Futurist and WIRED founding executive editor Kevin Kelly believes that one day in the not too distant future, digital intelligence will flow like electricity and be seen as a utility, or “IQ as a service.” Enterprising people will be able to buy AI much like we do electricity and use what we need. Google, Amazon, IBM and Microsoft have started providing this capability, making it easy to access portions of their AI software.

In Kelly’s view, a winning formula for the next wave of startups is to take something that already exists and add AI to turn it into something more. Self-driving cars are likely the best example of this to date. In citing ambient computing as one of the top technology trends, Deloitte says that products now often embed intelligence as a competitive necessity.

Much of AI is built upon the voluminous amount of data — so-called big data — being collected through search, apps and the Internet of Things. These data provide the opportunity for neural networks to learn what people do, how they respond and their interests, providing the basis for deep learning-derived personalized information and services based on increasingly educated guesses within any given context.

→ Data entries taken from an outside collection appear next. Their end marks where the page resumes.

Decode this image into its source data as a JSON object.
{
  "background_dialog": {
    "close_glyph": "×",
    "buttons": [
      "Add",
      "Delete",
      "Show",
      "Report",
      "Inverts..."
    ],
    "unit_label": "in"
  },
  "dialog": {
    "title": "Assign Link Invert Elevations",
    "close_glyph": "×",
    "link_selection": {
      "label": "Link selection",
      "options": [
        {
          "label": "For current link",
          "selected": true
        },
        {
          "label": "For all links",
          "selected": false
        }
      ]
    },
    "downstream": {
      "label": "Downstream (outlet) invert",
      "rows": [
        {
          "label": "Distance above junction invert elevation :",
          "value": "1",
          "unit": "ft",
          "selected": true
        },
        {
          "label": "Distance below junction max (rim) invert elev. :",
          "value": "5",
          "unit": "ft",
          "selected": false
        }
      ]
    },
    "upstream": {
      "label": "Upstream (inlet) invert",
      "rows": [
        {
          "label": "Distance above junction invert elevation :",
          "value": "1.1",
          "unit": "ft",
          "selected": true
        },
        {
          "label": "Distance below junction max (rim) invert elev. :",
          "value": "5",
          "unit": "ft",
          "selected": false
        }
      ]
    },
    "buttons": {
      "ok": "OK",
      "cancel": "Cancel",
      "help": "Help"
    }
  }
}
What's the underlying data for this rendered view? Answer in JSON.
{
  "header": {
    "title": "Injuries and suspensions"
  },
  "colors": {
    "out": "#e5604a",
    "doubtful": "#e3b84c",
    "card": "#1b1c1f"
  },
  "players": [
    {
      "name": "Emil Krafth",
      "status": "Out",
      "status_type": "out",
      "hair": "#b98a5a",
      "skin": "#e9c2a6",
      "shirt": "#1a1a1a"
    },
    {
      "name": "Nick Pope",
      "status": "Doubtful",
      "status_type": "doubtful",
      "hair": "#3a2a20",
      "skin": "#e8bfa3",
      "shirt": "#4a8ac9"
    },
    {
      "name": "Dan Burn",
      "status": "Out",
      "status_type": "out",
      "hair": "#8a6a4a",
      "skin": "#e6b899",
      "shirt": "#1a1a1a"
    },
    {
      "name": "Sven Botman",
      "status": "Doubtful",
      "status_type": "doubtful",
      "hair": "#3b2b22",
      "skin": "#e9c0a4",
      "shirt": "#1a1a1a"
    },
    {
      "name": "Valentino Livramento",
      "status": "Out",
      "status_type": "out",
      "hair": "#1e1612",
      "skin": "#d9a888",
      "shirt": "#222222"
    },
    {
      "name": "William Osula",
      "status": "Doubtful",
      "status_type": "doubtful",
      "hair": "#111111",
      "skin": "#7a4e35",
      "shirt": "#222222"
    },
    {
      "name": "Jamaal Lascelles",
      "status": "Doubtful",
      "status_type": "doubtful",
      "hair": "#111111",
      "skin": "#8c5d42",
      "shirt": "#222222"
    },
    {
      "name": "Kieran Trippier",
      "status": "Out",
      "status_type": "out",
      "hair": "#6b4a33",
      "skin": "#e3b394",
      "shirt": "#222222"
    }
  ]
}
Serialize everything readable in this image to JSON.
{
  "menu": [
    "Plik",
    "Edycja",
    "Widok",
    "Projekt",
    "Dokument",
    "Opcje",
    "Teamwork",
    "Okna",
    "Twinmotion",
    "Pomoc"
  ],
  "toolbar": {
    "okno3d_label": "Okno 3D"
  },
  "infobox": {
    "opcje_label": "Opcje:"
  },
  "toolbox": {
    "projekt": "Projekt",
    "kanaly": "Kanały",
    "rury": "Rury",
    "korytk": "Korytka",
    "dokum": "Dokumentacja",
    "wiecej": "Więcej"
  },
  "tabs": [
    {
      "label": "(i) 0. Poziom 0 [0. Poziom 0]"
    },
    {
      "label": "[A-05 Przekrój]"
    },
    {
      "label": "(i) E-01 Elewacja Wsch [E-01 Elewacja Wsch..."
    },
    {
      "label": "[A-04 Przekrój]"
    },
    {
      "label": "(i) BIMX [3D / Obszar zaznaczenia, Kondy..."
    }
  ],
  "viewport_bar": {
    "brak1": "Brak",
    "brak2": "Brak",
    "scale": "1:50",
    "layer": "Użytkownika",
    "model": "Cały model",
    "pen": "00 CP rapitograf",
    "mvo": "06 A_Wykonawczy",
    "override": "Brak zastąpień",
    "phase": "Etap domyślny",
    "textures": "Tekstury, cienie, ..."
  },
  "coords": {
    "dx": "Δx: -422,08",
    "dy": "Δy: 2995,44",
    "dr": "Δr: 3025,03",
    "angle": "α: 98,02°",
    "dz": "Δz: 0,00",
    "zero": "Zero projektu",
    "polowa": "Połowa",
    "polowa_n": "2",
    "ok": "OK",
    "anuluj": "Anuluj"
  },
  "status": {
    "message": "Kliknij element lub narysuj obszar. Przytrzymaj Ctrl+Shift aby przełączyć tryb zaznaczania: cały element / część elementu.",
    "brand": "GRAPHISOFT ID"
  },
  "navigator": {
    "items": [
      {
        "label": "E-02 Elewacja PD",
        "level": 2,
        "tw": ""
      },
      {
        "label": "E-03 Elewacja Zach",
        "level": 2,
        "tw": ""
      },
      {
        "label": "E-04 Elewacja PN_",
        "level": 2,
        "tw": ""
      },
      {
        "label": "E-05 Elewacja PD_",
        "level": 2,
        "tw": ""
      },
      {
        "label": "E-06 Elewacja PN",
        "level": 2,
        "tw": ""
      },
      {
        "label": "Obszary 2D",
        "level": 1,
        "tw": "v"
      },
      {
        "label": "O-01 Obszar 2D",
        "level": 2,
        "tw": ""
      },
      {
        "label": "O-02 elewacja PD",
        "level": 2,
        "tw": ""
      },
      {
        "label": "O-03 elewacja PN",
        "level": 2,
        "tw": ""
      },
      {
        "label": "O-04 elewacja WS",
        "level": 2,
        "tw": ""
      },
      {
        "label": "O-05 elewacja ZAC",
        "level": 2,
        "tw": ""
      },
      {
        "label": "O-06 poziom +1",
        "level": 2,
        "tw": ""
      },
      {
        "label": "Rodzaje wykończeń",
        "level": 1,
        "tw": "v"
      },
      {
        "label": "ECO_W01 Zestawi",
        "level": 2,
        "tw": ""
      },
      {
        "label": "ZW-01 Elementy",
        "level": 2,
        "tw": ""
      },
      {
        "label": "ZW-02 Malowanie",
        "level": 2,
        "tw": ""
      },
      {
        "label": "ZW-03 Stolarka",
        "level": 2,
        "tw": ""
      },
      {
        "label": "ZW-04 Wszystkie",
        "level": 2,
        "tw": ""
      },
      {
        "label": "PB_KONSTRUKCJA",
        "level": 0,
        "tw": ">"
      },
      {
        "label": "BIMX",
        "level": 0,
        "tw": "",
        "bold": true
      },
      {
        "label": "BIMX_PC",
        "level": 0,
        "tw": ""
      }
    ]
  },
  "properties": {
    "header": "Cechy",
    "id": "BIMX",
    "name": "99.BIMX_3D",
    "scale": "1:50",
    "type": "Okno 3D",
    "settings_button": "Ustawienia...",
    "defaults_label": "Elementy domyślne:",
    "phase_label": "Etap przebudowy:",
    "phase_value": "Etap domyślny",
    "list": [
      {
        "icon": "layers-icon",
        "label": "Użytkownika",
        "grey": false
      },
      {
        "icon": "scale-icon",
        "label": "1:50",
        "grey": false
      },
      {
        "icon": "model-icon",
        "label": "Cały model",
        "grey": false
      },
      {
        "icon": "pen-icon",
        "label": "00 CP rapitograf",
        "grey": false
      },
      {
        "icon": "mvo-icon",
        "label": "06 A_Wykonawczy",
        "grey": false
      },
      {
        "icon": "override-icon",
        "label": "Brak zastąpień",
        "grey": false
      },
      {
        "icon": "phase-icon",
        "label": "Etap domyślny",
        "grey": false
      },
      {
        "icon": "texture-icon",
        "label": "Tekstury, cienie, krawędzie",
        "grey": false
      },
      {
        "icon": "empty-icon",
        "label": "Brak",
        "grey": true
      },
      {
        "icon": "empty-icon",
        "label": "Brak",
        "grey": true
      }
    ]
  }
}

In Shots of Awe, philosopher and technologist Jason Silva says AI is simply the outsourcing of cognition to machines, amplifying the most powerful force in the universe, which is intelligence. He adds there’s no reason to fear this, it’s just evolution.

Another emerging ambient intelligence application is bots, including those recently announced by Facebook. An example is a new personalized news bot created by TechCrunch that uses machine learning to serve up recommended stories from the site. Another article gives the example of a food-ordering bot that will take an order, acknowledge it and pass the order on to an e-commerce system, along with a user’s credentials to approve payment.

A basic implementation would behave and operate much like interactive voice response services over the phone. The article notes that “more complex bots will take advantage of the explosion of machine learning-powered AI systems” to help refine understanding of user context. Accurately parsing the language and appearing to understand the context a person is in will make a bot seem more natural, more like interacting with an actual person, and become an intelligent and ambient part of day-to-day life.

Google is combining voice search and Google Now, its predictive service that shows users information, before they actually go searching for it, in the hopes of creating an omniscient assistant, ready to step in and fulfill any request, including those you haven’t yet thought about. This is being positioned as a universal digital assistant. A recent story describes a Google Bluetooth-enabled lapel pin prototype equipped with a microphone and activated through a simple tap, similar to the communicator on Star Trek.

What is clear is that our AI-powered assistants will increasingly manage our digital activities and address increasingly complex questions and situations. We don’t know what devices are coming, whether lapel pins, augmented reality visors or something else, but we know they’re coming. We are fully within the rainbow of digitally driven change. Will these make life better or somehow easier? We will definitely be more guided by the technology, relegating mundane tasks to ambient intelligence.

Connecting the technologies and crossing the boundaries necessary to provide seamless, transparent and persistent experiences in context will take time to realize. This is all a part of the ambient intelligence future where technology fades into the fabric of daily life, becoming both more pervasive and less overt, present wherever you are and always accessible. It’s still early days, but we’re already living in it, and the speed of advance appears to be accelerating. The revolution won’t be far behind.